Date of Award


Degree Type


Degree Name

Doctor of Philosophy (PhD)

Graduate Group

Physics & Astronomy

First Advisor

Masao Sako


The recent discovery of the accelerating expansion of the Universe and thus the existence of dark energy was made possible by the study of Type Ia supernovae. These thermonuclear explosions of white dwarfs are excellent standardizable candles that can be seen out to great distances and used to constrain cosmological parameters. However, in an era when modern surveys are discovering hundreds of Type Ia supernovae and upcoming surveys plan to find thousands more, we are no longer limited by statistics, but are now being limited by systematic uncertainties in supernova cosmology. Among these systematic uncertainties are the nature of the supernova progenitor and the effect of the environment on the progenitor. An excellent way to probe these systematics is through the study of the galaxies that host Type Ia supernovae.
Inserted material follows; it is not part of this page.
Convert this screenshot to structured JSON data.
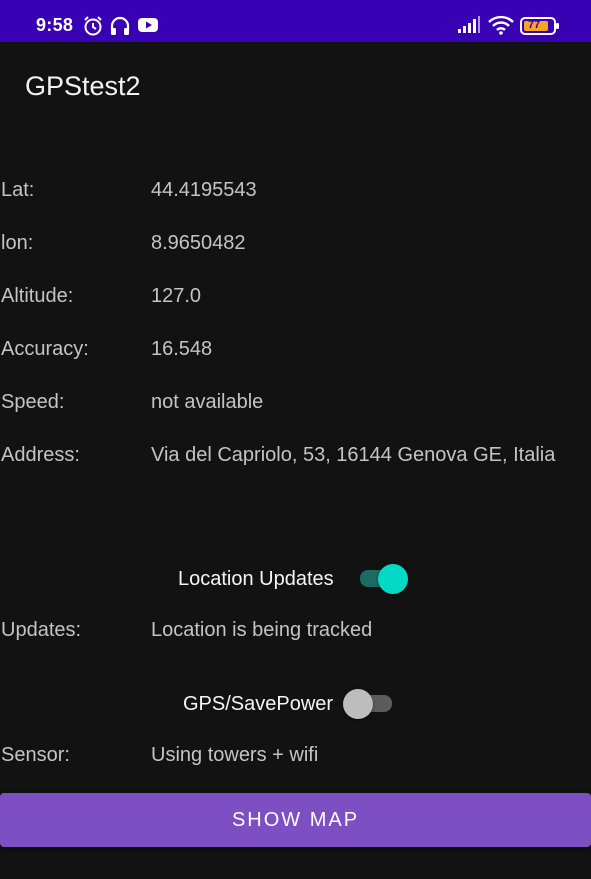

Correlations have been found between supernova properties and the physical properties of their host galaxies such as mass, metallicity, and star formation rate. In this dissertation, I use supernovae from the full three-year Sloan Digital Sky Survey II (SDSS-II) Supernova Survey and multi-wavelength photometry of their host galaxies to find evidence of a correlation between supernova luminosities and the age of their hosts, a possible proxy for progenitor age. I also detail a method of host galaxy identification, tested and applied to the many thousands of SDSS-II supernova candidates, which will be published in the upcoming final data release of the Supernova Survey. In addition, I present work in which I compute the luminosity functions for Type Ia supernovae and their host galaxies. This work and continuing work in this vein can help shed light on the nature of dark energy and improve the utility of Type Ia supernovae as cosmological distance indicators.